Tag Archives: ethical conduct

37 practices: verse 26

26. To guard ethical conduct

If, through a lack of ethical conduct, / I can’t accomplish my own benefit,

Then any aspiration to achieve / the benefit of others is a joke.

To keep and guard my ethical conduct / completely free from worldly in-flu-ence:

This is the way a bodhisattva trains.

Verse 26 audio above.

The paramita or transcending action of ethical conduct is variously referred to as discipline, morality, or ethics, or any combination of these terms. The widely respected translator Lotsawa Tony Duff, in his fabulous online Tibetan-English dictionary The Illuminator, provides a very helpful explanation of what the Tibetan word tsul.trim really means and why “unfortunately, there is no single word that captures this particular flavor in English.” He feels “discipline” is the most accurate option, though still imperfect.
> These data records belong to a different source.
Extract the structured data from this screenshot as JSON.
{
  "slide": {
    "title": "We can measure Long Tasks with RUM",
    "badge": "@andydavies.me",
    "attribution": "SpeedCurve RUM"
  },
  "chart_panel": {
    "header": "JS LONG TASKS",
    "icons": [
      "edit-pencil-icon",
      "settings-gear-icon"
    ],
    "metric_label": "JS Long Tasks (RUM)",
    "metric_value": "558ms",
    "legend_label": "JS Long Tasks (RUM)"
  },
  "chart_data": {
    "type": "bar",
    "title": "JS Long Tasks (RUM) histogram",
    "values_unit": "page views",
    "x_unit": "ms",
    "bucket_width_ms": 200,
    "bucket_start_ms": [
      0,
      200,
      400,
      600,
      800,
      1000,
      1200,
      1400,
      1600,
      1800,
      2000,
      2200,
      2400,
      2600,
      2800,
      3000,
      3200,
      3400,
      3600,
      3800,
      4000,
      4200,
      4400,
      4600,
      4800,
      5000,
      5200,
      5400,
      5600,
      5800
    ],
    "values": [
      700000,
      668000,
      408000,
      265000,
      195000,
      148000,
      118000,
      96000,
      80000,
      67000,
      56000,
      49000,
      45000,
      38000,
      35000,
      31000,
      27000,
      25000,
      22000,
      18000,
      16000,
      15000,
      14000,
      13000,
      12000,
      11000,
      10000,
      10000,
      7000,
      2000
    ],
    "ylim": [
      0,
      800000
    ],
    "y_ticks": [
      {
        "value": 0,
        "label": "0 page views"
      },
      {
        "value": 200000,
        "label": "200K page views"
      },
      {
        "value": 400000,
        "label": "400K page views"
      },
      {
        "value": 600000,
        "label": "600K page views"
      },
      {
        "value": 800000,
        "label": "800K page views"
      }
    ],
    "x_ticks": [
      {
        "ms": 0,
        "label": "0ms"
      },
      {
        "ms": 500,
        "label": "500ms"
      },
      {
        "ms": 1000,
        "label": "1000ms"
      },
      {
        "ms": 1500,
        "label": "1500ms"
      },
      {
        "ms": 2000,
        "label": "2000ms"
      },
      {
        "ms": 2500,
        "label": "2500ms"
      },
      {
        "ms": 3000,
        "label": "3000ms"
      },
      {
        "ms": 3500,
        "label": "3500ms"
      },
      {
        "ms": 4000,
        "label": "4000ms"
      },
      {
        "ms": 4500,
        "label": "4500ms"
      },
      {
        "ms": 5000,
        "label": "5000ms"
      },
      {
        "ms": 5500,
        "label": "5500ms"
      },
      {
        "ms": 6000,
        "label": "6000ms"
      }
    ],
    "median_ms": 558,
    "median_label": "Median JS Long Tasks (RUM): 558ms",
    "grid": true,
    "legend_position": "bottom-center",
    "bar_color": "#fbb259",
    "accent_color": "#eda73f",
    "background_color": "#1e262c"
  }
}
I first used “moral discipline” because that’s what Ken Holmes calls it in his translation of Ornament of Precious Liberation, and because it was easy to fit into the verse meter. I later updated it to “ethical conduct” because it’s the term used in Mingyur Rinpoche’s online course on the six paramitas, and I felt it was a bit clearer in meaning. It fits the explanation of this paramita well, and it still fits the meter, though the stresses are a tad less perfect.

So … now that we’ve decided what to call it, at least in this class, what exactly do we mean by ethical conduct, moral discipline, or just discipline?